A princípio, cabe evidenciar a falta de políticas públicas como promotora do entrave. Isso porque, de acordo com o filósofo John Locke, é dever do Estado garantir que os cidadãos desfrutem de seus direitos imprescindiveis, como a manutenção da segurança. Nessa perspectiva, há uma violação do contrato Lockeano quando não há uma promoção efetiva de políticas públicas que visem combater diretamento o porte e o tráfico de drogas no cenário nacional. Nessa lógica, a população fica à mercê de casos de violência e roubos, os quais são propiciados pela dependência química dos usuários, esses que buscam maneiras apelativas para a conquista de dinheiro, objetivando suprir necessidades causadas pela droga. Assim, nota-se a necessidade da alteração nesse cenário.

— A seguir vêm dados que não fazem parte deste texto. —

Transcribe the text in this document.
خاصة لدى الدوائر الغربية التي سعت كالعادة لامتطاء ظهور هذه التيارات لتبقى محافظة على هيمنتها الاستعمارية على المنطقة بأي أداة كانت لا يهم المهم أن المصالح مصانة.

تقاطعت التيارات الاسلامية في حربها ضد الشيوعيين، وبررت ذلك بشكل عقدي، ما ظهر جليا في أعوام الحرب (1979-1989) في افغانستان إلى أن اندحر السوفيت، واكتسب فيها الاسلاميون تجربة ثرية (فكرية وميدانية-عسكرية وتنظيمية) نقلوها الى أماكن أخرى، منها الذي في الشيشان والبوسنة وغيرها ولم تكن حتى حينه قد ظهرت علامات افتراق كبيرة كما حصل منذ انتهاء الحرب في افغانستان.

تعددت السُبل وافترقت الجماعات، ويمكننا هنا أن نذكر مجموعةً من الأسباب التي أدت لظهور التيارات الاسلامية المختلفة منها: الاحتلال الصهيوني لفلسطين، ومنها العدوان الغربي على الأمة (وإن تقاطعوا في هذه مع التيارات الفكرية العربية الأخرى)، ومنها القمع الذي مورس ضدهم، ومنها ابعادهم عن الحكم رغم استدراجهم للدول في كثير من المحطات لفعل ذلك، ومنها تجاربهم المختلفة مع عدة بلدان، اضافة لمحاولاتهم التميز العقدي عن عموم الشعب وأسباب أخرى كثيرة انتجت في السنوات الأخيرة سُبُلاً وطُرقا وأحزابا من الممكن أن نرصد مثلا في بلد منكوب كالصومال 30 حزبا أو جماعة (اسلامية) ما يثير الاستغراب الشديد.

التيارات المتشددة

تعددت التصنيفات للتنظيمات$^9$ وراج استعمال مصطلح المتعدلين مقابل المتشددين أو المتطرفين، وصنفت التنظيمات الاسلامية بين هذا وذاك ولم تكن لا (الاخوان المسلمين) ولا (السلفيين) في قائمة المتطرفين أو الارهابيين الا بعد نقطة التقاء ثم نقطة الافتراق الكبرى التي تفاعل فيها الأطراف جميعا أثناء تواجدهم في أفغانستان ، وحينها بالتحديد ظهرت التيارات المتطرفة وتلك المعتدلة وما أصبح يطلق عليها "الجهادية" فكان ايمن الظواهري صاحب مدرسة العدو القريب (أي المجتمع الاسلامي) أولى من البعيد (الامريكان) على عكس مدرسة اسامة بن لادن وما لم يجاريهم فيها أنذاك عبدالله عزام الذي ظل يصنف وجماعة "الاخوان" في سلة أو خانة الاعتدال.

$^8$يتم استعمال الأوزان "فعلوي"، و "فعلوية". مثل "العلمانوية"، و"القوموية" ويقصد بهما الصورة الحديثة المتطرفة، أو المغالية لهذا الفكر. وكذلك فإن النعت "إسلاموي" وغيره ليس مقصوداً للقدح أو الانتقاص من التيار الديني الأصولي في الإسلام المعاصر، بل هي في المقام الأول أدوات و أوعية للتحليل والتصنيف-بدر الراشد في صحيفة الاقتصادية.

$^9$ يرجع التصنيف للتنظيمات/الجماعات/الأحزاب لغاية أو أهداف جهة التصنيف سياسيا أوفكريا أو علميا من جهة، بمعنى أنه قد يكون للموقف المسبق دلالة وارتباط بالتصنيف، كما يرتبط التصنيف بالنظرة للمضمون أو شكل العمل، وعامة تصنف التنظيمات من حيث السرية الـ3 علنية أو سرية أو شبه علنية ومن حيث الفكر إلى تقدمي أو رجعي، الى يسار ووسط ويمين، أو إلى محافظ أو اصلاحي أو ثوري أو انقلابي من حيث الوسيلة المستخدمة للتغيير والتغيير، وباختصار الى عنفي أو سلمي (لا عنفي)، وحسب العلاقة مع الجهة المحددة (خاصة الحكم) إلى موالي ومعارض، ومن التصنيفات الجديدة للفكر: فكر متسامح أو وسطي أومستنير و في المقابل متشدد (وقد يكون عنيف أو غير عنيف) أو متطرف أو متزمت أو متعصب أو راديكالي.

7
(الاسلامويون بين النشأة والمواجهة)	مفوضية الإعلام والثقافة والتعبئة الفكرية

Ademais, o egoísmo social auxilia na perpetuação do óbice. Isso dado que, consoante à canção “I Am Wrong” do grupo sul-coreano BTS, a sociedade hodierna caracteriza-se como egoísta quando normaliza condições preocupantes. Nesse sentido, a ineficácia da política antidrogas no Estado pode ser vinculada à composição quando os indivíduos permanecem omissos perante o uso de drogas, muitas vezes, considerado aceito socialmente em baladas e encontros juvenis. Nessa perspectiva, a utilização de entorpecentes, considerada ocasional, gera dependência e busca constante, o que, consequentemente, faz com que a taxa de usuários químicos e de circulação de narcóticos no país aumente. Logo, faz-se necessário que haja um posicionamento social frente ao infortúnio.
Portanto, medidas são essenciais para modificar esse cenário. Logo, o Ministério da Educação, órgão responsável pela educação dos brasileiros, deve, por meio de palestras transmitidas em suas redes sociais e no meio escolar, promover a popularização do entendimento de que faz-se necessário conter o uso de drogas, bem como perceber os maléficios que essa prática acarreta para o cidadão e para a nação, a fim de diminuir a taxa de usuários quimícos e, por consequência, o tráfico dessas substâncias. À vista disso, o entrave será solucionado e a situação vivenciada pela família Simpsons não passará de ficção.